Circle supports the Bermuda Monetary Authority’s initiative to introduce a modern, risk-based regulatory framework for payment service providers.

Circle recently submitted a response to the Bermuda Monetary Authority (BMA) regarding its proposed regulatory framework for payment services providers (PSPs). Circle welcomes the BMA’s initiative to create a modern, technology-neutral, and risk-proportionate regime that aligns with international standards while fostering innovation.
Circle strongly supports the BMA’s efforts to provide legal clarity for a rapidly evolving payments landscape, particularly as digital wallet services and embedded financial tools become more commonplace.
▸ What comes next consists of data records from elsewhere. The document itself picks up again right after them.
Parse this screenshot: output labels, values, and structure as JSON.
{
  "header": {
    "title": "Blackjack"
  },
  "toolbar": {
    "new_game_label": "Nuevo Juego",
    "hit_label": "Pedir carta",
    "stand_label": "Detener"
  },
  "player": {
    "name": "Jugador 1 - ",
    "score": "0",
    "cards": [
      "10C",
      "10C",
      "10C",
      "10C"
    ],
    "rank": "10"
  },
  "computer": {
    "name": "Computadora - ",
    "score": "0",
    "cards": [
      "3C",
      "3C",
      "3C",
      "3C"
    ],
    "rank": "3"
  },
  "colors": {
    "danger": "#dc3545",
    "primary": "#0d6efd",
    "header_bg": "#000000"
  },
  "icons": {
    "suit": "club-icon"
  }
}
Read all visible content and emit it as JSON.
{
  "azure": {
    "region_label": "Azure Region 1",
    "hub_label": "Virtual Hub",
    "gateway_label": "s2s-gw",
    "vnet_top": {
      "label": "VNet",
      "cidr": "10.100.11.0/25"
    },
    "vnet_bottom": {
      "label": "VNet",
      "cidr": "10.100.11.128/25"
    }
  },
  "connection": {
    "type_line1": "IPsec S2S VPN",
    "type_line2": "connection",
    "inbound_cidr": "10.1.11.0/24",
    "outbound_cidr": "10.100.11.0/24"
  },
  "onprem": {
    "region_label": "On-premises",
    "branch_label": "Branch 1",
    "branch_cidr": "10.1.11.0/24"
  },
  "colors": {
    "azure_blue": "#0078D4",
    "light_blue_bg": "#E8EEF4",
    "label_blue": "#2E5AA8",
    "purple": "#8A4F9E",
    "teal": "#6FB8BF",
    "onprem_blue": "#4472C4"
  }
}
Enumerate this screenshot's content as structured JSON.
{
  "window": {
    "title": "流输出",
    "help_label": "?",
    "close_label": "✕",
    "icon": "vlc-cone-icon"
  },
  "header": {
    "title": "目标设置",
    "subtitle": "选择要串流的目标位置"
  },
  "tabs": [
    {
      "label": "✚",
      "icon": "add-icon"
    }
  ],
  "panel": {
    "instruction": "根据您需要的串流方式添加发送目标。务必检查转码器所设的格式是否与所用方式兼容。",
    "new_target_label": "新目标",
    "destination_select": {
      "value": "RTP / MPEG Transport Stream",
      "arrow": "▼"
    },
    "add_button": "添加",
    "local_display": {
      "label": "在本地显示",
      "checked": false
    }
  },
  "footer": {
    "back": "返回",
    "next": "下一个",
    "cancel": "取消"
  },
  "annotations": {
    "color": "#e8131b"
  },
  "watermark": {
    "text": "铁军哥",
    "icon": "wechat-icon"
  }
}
In its feedback, Circle emphasized the importance of clear definitions and regulatory treatment across three categories of PSPs: digital wallet providers (DWPs), payment-handling providers (PHPs), and payment technology providers (PTPs). In particular, Circle encouraged the BMA to distinguish between custodial and non-custodial wallet solutions, ensure that self-to-self transfers for interoperability are excluded from regulatory scope, and maintain a technology-neutral stance when evaluating infrastructure providers like card networks and blockchain-based payment enablers.
Circle continues to see Bermuda as a beacon for global standard-setting around emerging financial technology, and the BMA’s innovative, tiered approach to licensing has long served as a laboratory for a risk-based approach to fostering responsible financial innovation.
Bermuda’s initiative reflects a forward-looking approach to balancing responsible innovation with robust regulatory oversight. Circle appreciates the opportunity to contribute to developing a comprehensive framework that could position Bermuda as a leader in regulating modern payment services. We look forward to continuing our collaboration with the BMA and supporting global policy efforts that enable safe, open, and inclusive digital finance.